For the reaction, `SnO_(2)(s)+2H_(2)(g) hArr Sn(l)+2H_(2)O(g)` the equilibrium mixture of steam and hydrogen contained `45%` and `24% H_(2)` at `900 K` and `1100 K` respectively. Calculate `K_(p)` at both the temperature. Generally should it be higher or lower temperatures for better reduction of `SnO_(2)`?

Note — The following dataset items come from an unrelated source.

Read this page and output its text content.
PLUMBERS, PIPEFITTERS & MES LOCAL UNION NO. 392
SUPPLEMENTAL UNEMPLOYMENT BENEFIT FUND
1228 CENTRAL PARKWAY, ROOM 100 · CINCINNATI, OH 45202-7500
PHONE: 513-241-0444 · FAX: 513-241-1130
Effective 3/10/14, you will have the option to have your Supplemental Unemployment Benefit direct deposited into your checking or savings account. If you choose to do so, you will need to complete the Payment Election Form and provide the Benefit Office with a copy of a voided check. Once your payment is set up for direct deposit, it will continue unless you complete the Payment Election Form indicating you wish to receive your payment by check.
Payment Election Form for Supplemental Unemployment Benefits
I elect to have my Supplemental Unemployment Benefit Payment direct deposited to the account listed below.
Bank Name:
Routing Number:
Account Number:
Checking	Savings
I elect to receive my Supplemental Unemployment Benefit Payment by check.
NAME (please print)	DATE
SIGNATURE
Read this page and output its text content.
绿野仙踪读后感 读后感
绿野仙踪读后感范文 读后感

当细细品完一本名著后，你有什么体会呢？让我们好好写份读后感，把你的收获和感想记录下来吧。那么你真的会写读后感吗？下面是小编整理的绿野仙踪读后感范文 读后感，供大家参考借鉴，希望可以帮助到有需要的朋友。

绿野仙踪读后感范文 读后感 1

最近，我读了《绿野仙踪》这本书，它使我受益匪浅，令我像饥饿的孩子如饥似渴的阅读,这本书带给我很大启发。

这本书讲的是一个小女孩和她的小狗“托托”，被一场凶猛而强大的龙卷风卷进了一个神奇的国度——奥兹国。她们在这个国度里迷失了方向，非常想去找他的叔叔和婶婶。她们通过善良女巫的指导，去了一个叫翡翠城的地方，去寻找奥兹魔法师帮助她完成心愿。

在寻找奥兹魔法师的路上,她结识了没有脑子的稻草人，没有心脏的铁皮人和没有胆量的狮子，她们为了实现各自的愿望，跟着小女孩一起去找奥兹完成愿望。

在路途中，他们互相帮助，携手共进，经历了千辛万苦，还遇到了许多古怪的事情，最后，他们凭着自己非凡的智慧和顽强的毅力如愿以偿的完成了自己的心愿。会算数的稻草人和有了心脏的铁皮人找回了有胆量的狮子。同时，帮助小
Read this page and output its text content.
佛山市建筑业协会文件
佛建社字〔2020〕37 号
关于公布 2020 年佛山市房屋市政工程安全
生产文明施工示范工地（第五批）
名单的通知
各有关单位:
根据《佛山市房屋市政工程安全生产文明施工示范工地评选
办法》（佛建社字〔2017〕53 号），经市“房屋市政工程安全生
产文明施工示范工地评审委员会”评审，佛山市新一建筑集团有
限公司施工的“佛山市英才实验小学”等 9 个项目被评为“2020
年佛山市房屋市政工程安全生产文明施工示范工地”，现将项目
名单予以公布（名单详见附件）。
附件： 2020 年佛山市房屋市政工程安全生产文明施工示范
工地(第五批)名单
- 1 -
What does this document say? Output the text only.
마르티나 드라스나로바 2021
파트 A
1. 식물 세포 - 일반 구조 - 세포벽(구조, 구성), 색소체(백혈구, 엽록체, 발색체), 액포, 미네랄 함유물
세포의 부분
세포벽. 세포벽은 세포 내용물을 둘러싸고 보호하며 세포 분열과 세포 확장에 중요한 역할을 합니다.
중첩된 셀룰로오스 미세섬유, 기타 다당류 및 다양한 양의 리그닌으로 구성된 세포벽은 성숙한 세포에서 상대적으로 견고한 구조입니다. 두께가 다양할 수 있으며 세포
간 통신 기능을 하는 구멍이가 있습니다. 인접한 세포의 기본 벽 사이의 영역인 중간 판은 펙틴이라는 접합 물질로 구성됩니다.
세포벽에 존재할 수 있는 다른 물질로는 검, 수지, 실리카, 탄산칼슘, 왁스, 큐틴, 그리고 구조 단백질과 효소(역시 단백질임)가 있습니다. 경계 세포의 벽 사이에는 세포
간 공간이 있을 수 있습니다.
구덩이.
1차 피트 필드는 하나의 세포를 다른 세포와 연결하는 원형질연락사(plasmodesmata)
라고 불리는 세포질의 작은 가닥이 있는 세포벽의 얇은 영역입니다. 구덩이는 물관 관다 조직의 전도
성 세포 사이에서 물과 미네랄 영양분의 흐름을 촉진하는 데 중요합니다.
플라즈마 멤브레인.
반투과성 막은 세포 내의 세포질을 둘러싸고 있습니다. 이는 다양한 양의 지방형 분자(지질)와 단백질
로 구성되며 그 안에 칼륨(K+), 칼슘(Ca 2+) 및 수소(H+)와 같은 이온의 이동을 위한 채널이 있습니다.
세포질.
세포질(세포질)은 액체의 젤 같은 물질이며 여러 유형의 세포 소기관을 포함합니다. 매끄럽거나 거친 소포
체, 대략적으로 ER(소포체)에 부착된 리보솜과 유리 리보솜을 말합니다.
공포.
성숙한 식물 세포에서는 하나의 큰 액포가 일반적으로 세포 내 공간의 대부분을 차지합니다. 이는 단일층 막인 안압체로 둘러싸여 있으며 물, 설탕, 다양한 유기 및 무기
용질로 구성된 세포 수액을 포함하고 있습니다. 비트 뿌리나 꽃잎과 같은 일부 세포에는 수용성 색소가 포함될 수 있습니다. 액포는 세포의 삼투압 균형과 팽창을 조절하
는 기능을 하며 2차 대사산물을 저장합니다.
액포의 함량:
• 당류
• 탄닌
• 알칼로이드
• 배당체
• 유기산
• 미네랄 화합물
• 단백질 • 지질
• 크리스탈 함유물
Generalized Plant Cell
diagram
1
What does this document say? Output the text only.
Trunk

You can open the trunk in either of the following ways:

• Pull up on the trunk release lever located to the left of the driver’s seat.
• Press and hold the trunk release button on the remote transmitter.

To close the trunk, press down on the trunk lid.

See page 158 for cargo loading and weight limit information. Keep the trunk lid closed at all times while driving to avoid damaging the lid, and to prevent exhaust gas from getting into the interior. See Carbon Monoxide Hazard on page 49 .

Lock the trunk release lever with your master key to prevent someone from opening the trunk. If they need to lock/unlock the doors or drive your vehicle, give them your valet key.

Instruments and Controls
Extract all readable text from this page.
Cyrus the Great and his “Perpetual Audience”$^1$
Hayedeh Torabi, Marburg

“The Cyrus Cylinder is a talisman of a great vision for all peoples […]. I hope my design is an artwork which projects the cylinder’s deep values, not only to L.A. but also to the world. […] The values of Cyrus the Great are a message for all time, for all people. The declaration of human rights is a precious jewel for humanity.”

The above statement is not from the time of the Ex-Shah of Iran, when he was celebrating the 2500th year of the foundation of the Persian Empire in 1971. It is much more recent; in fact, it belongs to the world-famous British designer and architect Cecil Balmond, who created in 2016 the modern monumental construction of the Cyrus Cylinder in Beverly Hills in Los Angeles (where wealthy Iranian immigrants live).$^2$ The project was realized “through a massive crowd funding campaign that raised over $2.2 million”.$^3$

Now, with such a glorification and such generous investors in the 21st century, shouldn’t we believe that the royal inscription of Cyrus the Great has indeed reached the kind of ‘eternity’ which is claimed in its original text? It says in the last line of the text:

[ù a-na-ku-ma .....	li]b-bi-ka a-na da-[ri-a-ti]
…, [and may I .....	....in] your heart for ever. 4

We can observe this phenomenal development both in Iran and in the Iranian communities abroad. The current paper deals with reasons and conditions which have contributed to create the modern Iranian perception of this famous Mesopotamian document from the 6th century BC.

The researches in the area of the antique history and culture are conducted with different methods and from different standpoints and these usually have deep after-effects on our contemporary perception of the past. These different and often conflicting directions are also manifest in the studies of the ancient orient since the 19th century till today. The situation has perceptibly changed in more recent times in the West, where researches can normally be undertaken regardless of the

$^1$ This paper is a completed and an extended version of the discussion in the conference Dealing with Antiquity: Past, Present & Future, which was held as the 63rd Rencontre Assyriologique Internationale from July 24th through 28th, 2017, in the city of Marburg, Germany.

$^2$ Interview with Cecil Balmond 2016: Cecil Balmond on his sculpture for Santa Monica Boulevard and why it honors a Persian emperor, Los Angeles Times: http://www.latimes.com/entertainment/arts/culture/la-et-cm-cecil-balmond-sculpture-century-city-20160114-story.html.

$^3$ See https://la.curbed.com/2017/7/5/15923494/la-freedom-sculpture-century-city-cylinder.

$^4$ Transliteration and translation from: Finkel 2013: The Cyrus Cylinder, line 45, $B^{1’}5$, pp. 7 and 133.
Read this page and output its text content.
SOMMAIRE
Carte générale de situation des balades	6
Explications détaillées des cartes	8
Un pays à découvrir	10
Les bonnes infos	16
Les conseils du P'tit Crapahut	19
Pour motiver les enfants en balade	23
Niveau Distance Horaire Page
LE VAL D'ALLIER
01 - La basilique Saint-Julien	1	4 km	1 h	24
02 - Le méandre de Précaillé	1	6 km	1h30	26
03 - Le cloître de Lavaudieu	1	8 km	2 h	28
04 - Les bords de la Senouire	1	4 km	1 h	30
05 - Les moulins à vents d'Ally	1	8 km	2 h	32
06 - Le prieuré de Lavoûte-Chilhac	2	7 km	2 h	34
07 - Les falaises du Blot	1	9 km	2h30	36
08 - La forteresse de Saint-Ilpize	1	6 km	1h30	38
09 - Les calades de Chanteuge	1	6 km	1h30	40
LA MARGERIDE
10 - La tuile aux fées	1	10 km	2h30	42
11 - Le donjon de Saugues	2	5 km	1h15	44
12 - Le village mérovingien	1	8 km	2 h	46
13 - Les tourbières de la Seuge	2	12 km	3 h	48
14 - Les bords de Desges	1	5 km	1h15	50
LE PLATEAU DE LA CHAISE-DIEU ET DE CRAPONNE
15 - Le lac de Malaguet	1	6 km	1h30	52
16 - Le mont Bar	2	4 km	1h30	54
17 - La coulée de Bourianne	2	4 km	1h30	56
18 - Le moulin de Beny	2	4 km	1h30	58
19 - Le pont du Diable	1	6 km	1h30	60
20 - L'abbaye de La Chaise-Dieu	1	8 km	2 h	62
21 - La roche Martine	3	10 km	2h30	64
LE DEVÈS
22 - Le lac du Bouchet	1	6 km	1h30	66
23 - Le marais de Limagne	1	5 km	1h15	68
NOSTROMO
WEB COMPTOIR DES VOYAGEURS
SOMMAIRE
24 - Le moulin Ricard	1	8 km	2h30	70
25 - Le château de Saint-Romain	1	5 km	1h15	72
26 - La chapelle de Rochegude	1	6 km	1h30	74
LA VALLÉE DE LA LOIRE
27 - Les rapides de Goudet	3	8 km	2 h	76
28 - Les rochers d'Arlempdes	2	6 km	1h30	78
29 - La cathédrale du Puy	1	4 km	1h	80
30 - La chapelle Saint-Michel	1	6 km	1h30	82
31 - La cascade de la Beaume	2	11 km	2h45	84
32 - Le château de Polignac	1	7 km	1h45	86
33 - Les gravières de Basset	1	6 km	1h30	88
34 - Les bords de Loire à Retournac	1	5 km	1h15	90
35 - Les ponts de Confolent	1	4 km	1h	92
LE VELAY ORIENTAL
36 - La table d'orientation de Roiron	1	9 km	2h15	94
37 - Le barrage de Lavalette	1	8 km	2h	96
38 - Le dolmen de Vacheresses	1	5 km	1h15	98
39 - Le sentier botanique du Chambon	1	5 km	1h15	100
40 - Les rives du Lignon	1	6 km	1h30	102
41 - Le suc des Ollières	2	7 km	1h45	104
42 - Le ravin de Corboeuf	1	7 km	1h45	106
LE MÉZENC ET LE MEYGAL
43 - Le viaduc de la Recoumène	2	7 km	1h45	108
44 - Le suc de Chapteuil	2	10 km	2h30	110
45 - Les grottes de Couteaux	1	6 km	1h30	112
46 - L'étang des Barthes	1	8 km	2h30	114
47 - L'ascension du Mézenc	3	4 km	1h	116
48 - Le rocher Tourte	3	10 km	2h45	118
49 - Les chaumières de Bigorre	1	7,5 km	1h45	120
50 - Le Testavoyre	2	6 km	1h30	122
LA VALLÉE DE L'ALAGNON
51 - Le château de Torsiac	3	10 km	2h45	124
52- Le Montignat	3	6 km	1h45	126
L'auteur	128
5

To solve the problem, we need to calculate the equilibrium constant \( K_p \) for the reaction at two different temperatures, \( 900 \, K \) and \( 1100 \, K \). The reaction is: \[ \text{SnO}_2(s) + 2 \text{H}_2(g) \rightleftharpoons \text{Sn}(l) + 2 \text{H}_2O(g) \] ### Step 1: Determine the partial pressures at 900 K At \( 900 \, K \), the equilibrium mixture contains \( 45\% \) \( H_2 \) and \( 55\% \) \( H_2O \) (since \( 100\% - 45\% = 55\% \)). Assuming a total pressure \( P \): - Partial pressure of \( H_2 \) = \( 0.45P \) - Partial pressure of \( H_2O \) = \( 0.55P \) ### Step 2: Write the expression for \( K_p \) at 900 K The expression for \( K_p \) is given by: \[ K_p = \frac{(P_{H_2O})^2}{(P_{H_2})^2} \] Substituting the partial pressures: \[ K_p = \frac{(0.55P)^2}{(0.45P)^2} \] ### Step 3: Simplify the expression for \( K_p \) at 900 K \[ K_p = \frac{0.55^2}{0.45^2} = \frac{0.3025}{0.2025} \approx 1.493 \] ### Step 4: Determine the partial pressures at 1100 K At \( 1100 \, K \), the equilibrium mixture contains \( 24\% \) \( H_2 \) and \( 76\% \) \( H_2O \) (since \( 100\% - 24\% = 76\% \)). Assuming a total pressure \( P \): - Partial pressure of \( H_2 \) = \( 0.24P \) - Partial pressure of \( H_2O \) = \( 0.76P \) ### Step 5: Write the expression for \( K_p \) at 1100 K Using the same expression for \( K_p \): \[ K_p = \frac{(P_{H_2O})^2}{(P_{H_2})^2} \] Substituting the partial pressures: \[ K_p = \frac{(0.76P)^2}{(0.24P)^2} \] ### Step 6: Simplify the expression for \( K_p \) at 1100 K \[ K_p = \frac{0.76^2}{0.24^2} = \frac{0.5776}{0.0576} \approx 10.03 \] ### Conclusion We have calculated \( K_p \) at both temperatures: - At \( 900 \, K \), \( K_p \approx 1.493 \) - At \( 1100 \, K \), \( K_p \approx 10.03 \) Since \( K_p \) increases with temperature, it indicates that higher temperatures favor the formation of products. Therefore, for better reduction of \( SnO_2 \), higher temperatures should be preferred.